Starting pitching has been the key to the Cubs’ hot streak

The Chicago Cubs have played some of their best baseball of the season since the All-Star Break, putting together an 8-2 record since the midsummer classic.

One of the biggest reasons for the hot streak is the club’s starting pitching.

In fact, those starters have been fantastic in this Cubs run out of the All-Star Break and are giving us flashbacks to last season.

Even with just 4.1 innings of decent pitching from Kyle Hendricks on Monday in his return from the disabled list, the starting rotation has been stellar as of late.

The numbers are especially impressive considering it hasn’t just been one or two arms dominating opponents and skewing the numbers. Everyone is contributing to the strong run.

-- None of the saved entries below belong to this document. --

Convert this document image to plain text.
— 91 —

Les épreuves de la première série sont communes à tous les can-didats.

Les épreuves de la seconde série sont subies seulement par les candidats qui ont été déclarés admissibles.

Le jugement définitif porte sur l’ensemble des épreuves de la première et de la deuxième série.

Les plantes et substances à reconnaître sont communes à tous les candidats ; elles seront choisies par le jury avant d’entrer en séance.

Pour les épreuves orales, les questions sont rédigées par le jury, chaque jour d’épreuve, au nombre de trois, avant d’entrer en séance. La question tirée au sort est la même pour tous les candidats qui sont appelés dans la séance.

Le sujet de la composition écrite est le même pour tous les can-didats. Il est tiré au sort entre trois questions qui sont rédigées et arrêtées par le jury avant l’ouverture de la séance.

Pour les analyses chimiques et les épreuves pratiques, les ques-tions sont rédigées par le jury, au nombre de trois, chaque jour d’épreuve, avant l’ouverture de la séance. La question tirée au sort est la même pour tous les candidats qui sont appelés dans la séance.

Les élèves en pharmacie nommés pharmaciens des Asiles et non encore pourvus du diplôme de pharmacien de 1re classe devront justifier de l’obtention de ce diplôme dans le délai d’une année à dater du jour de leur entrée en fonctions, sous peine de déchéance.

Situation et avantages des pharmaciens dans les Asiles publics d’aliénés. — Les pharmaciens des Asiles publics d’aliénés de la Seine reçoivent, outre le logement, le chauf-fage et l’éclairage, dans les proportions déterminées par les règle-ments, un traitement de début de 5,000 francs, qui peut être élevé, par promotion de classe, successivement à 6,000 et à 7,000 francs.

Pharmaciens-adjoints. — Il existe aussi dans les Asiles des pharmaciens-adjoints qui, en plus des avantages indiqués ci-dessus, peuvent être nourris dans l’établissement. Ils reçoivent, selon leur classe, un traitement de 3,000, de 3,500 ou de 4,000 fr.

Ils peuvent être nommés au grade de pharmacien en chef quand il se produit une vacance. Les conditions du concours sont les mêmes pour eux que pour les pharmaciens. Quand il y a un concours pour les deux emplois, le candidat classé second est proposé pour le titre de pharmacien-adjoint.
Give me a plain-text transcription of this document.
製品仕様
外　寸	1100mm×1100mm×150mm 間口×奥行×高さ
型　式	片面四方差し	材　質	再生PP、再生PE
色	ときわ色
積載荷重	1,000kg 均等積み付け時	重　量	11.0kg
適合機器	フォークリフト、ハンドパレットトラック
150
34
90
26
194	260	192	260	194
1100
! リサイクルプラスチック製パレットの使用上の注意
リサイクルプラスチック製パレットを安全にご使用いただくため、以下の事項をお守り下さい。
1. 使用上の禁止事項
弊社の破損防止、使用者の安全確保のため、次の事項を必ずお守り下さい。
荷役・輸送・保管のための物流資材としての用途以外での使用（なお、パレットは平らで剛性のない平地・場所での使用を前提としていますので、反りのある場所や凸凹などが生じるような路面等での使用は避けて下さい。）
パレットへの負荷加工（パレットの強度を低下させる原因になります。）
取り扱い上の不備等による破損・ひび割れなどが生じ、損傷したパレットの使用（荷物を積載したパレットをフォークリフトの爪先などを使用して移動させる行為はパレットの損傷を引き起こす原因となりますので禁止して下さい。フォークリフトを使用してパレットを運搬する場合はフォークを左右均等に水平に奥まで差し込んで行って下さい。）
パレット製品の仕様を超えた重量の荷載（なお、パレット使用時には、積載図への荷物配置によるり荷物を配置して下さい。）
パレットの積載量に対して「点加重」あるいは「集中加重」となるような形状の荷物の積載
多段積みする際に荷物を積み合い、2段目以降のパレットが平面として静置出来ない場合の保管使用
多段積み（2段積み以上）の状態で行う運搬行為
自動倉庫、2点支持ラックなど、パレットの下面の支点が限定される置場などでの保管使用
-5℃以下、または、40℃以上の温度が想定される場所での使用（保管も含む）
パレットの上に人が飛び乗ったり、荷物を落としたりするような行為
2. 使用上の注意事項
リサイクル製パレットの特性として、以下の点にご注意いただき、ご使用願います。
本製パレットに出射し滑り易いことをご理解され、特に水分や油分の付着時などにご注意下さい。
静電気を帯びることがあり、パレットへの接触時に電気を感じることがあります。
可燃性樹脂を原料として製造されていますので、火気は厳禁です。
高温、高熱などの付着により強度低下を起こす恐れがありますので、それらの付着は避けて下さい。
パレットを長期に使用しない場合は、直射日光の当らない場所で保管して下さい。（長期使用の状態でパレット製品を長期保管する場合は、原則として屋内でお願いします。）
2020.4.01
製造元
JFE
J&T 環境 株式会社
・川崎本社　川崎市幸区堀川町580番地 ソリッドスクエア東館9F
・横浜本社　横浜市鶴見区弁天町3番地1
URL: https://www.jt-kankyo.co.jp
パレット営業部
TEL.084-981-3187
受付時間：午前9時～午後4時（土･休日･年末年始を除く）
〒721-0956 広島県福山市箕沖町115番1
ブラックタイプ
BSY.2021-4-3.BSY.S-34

Jose Quintana has been the focal point of the team in this stretch due to the blockbuster trade in which he was acquired. He’s lived up to the hype in his small sample of starts with the Cubs, with a .77 WHIP and .182 opponent batting average in two starts.

Of all the starters the Cubs currently have, the most important one to see succeeding may be Jake Arrieta. The 2015 NL Cy Young Award winner struggled early this season but has been much stronger as of late.

In four starts since July 2, Arrieta has an ERA of 2.13 (compared to 4.11 for the season as a whole), a .91 WHIP and a .170 opponent batting average. With three quality starts in those four appearances, Arrieta is pitching at a higher level than he has all season.

As previously stated, everybody is contributing to the strong second half start for the North Siders. Even John Lackey, who has been the albatross around the staff’s neck this season, has been decent at worst this month.

While the stats are nice so far in the second half, consistency is the key. Impressive wins followed by rough losses was the norm in the first half, a large reason why the Cubs floundered near .500 for most of it.

Anyone who’s watched these pitchers over the last couple of seasons knows how good each one can be. Now, the focus can’t be on just playing up to that standard sometimes, but instead always reaching it.

For the Cubs’ sake, there are some good signs as of late, even when considering the small sample size. Notably, the first-inning woes that plagued the starters in the first half have been nonexistent in the second thus far.

The bats have been waking up, which is critically important, but the starting pitching needs a strong stretch run for the Cubs to make a deep run in October again this year.

It’s early in the second half, but things are looking bright for now for the Cubs starting pitchers.